2. The rotary-type bag filling and packaging machine according to claim 1, wherein

a sensor is provided for detecting a relative positional relationship in a direction of rotation between a fixed location of said rotary table and a fixed location of said synchronized table, and

said controller adjusts the relative positional relationship between two fixed locations of said tables in a direction of rotation thereof based on a detection signal obtained from the sensor.

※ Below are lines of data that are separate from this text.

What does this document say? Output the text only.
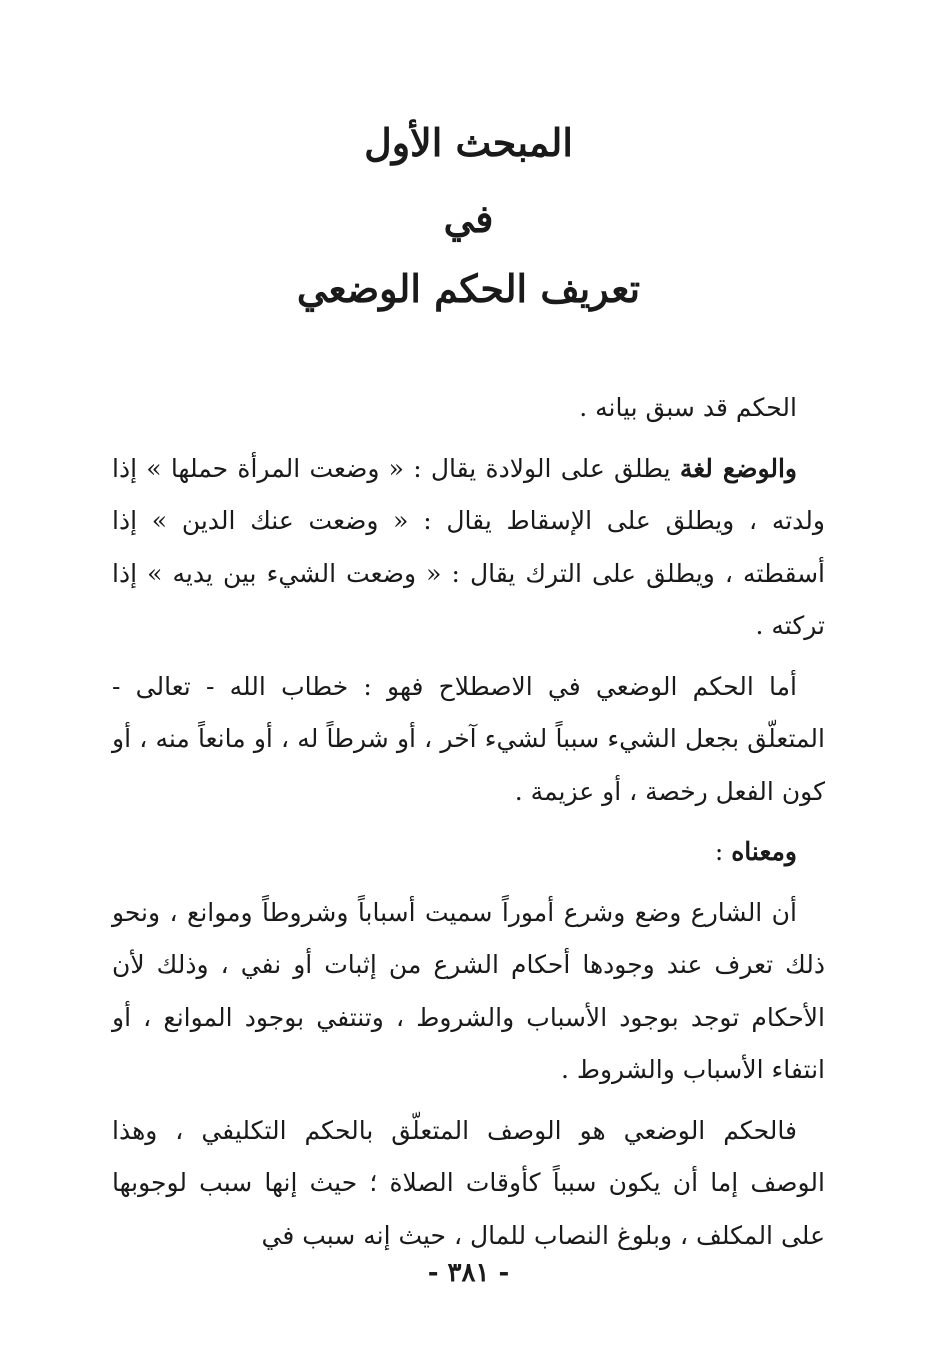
المبحث الأول
في
تعريف الحكم الوضعي

الحكم قد سبق بيانه .

والوضع لغة يطلق على الولادة يقال : « وضعت المرأة حملها » إذا ولدته ، ويطلق على الإسقاط يقال : « وضعت عنك الدين » إذا أسقطته ، ويطلق على الترك يقال : « وضعت الشيء بين يديه » إذا تركته .

أما الحكم الوضعي في الاصطلاح فهو : خطاب الله - تعالى - المتعلّق بجعل الشيء سبباً لشيء آخر ، أو شرطاً له ، أو مانعاً منه ، أو كون الفعل رخصة ، أو عزيمة .

ومعناه :

أن الشارع وضع وشرع أموراً سميت أسباباً وشروطاً وموانع ، ونحو ذلك تعرف عند وجودها أحكام الشرع من إثبات أو نفي ، وذلك لأن الأحكام توجد بوجود الأسباب والشروط ، وتنتفي بوجود الموانع ، أو انتفاء الأسباب والشروط .

فالحكم الوضعي هو الوصف المتعلّق بالحكم التكليفي ، وهذا الوصف إما أن يكون سبباً كأوقات الصلاة ؛ حيث إنها سبب لوجوبها على المكلف ، وبلوغ النصاب للمال ، حيث إنه سبب في

- ٣٨١ -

3. The rotary-type bag filling and packaging machine according to claim 1, wherein

a sensor is provided for detecting a relative positional relationship in a direction of rotation between a fixed location of said rotary table and a fixed location of said synchronized table;

data on a type of packaged product and a corresponding relative positional relationship between said two fixed locations of said tables in a direction of rotation is inputted in said controller in advance; and

said controller adjusts the relative positional relationship between said two fixed locations in the direction of rotation based on a detection signal obtained from the sensor and said data in accordance with a type of packaged product.

4. The rotary-type bag filling and packaging machine according to any of claims 1-3, wherein said packaging members are gas injection nozzles or liquid filling nozzles.

5. The rotary-type bag filling and packaging machine according to any of claims 1-3, wherein said rotary table rotates intermittently, and said gripper pairs travel intermittently at said regular intervals.

6. The rotary-type bag filling and packaging machine according to claim 4, wherein said rotary table rotates intermittently, and said gripper pairs travel intermittently at said regular intervals.